最后,安装Kubernetes的关键组件。
setenforce o
yum install -y kubelet kubeadm kubectl
# 启动kubelet、kubeadm、kubectl服务 kubeadm将使用kubelet服务以容器的方式部署和启动Kubernetes的主要服务,所以需要先启动kubelet服务。
systemctl enable kubelet && systemctl start kubelet
克隆出node1节点
所有节点关闭Selinux、iptables、swap分区
systemctl stop firewalld
systemctl disable firewalld
iptables -F && iptables -X && iptables -F -t nat && iptables -X -t nat
iptables -P FORWARD ACCEPT
swapoff -a
sed -i '/ swap / s/^\(.*\)$/#\1/g' /etc/fstab
setenforce 0
sed -i 's/^SELINUX=.*/SELINUX=disabled/' /etc/selinux/config
拉取kubernetes默认配置
kubeadm config print init-defaults > init-config.yaml
打开该文件查看,发现配置的镜像仓库如下:
imageRepository: k8s.gcr.io
该镜像仓库如果连不上,可以用国内的镜像代替:imageRepository: registry.aliyuncs.com/google_containers
打开init-config.yaml,然后进行相应的修改,可以指定kubernetesVersion版本,pod的选址访问等。
kubernetes镜像拉取
kubeadm config images pull --config=init-config.yaml
采用国内镜像的方案,由于coredns的标签问题,会导致拉取coredns:v1.8.4拉取失败,这时候我们可以手动拉取,并自己打标签。失败信息如下:
**解决方案:**手动拉取镜像
从docker hub上手动拉取镜像:
docker pull registry.aliyuncs.com/google_containers/coredns:1.8.4
修改标签:
# 重命名
docker tag registry.aliyuncs.com/google_containers/coredns:1.8.4 registry.aliyuncs.com/google_containers/coredns:v1.8.4
# 删除原有镜像
docker rmi registry.aliyuncs.com/google_containers/coredns:1.8.4
以下是镜像默认的标签:v1.8.4 ,而在镜像中的标签是1.8.4,所以会导致拉取失败。
运行kubeadm init安装master节点
kubeadm init --apiserver-advertise-address 192.168.10.3 --apiserver-bind-port=6443 --pod-network-cidr=10.244.0.0/16 --service-cidr=10.96.0.0/12 --kubernetes-version=1.24.1 --image-repository registry.aliyuncs.com/google_containers
如下报错解决方案
the number of available CPUs 1 is less than the required 2
[ERROR CRI]: container runtime is not running: output: time="2021-08-17T22:43:15+08:00" level=fatal msg="getting status of runtime: rpc error: code = Unimplemented desc = unknown service runtime.v1alpha2.RuntimeService"
解决方案:
rm /etc/containerd/config.toml
systemctl restart containerd
kubeadm init安装失败后需要重新执行,此时要先执行kubeadm reset命令。
若出现下面问题
Unable to connect to the server: x509: certificate signed by unknown authority (possibly because of "crypto/rsa: verification error" while trying to verify candidate authority certificate "kubernetes")
解决办法
mkdir -p $HOME/.kube
sudo cp -i /etc/kubernetes/admin.conf $HOME/.kube/config
sudo chown $(id -u):$(id -g) $HOME/.kube/config
再次尝试安装出现如下问题
The HTTP call equal to ‘curl -sSL http://localhost:10248/healthz’ failed with error: Get “http://localhost:10248/healthz”: dial tcp [::1]:10248: connect: connection refused.

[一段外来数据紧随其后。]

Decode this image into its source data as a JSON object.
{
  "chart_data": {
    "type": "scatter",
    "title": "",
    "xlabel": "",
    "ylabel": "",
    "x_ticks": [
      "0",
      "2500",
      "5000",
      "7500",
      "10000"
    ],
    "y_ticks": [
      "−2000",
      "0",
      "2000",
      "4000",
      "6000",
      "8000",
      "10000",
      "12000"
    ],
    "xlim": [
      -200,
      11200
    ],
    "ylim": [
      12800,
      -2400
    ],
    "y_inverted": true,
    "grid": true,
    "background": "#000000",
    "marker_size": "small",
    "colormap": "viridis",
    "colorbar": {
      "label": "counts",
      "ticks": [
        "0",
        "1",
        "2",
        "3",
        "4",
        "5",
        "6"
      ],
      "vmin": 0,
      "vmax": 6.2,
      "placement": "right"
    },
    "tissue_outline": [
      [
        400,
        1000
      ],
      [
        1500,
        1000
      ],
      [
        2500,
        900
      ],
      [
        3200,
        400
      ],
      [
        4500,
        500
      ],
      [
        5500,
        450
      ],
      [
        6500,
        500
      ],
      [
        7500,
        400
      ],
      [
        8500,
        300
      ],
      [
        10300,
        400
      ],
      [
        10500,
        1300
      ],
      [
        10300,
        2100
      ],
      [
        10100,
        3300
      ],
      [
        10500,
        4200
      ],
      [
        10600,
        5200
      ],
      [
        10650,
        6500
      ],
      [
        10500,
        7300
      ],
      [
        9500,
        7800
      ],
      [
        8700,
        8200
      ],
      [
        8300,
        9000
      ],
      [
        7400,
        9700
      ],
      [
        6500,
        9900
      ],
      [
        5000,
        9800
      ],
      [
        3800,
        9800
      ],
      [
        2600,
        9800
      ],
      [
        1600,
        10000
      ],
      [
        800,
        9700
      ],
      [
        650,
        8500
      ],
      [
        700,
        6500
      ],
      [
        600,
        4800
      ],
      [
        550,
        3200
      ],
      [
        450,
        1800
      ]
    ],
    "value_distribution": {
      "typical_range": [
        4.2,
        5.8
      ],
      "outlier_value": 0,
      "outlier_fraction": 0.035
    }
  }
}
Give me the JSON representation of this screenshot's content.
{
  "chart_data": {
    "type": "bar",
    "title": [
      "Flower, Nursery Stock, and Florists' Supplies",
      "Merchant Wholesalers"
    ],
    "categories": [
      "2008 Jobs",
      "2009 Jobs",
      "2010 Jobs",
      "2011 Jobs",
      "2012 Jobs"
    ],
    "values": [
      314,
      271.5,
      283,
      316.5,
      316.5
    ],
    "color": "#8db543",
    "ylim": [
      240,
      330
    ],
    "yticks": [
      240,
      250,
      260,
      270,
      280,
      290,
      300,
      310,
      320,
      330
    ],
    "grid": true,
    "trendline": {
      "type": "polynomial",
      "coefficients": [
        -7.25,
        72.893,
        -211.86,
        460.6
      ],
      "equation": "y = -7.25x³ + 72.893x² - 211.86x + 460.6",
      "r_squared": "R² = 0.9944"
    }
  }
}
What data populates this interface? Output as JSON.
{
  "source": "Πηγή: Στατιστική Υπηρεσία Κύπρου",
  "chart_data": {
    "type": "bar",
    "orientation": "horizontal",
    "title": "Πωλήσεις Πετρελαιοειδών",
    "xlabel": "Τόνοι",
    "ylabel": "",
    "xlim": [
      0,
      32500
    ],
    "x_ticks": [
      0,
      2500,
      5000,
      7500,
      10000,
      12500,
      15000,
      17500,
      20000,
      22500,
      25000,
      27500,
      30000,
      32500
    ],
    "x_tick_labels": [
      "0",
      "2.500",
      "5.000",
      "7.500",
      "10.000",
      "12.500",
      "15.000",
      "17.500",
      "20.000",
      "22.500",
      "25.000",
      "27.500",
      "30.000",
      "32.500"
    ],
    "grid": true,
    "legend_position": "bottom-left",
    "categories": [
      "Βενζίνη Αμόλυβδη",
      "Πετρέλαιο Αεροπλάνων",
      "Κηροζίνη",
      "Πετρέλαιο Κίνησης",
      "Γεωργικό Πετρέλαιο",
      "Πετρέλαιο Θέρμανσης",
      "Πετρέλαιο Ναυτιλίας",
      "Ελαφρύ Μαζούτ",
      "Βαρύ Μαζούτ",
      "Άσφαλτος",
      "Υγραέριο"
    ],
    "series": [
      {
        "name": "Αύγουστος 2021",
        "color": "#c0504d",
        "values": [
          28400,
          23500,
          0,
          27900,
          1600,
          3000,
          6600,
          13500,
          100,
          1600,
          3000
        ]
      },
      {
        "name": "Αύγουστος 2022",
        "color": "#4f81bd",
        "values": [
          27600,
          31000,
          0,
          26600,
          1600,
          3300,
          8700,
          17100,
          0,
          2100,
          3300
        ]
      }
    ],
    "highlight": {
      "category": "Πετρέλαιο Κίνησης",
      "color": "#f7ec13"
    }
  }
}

通过systemctl status kubelet 可以看到kubelet 挂掉了。
● kubelet.service - kubelet: The Kubernetes Node Agent
Loaded: loaded (/usr/lib/systemd/system/kubelet.service; enabled; vendor preset: disabled)
Drop-In: /usr/lib/systemd/system/kubelet.service.d
└─10-kubeadm.conf
Active: activating (auto-restart) (Result: exit-code) since 四 2022-06-09 15:36:26 CST; 146ms ago
Docs: https://kubernetes.io/docs/
Process: 12064 ExecStart=/usr/bin/kubelet $KUBELET_KUBECONFIG_ARGS $KUBELET_CONFIG_ARGS $KUBELET_KUBEADM_ARGS $KUBELET_EXTRA_ARGS (code=exited, status=1/FAILURE)
Main PID: 12064 (code=exited, status=1/FAILURE)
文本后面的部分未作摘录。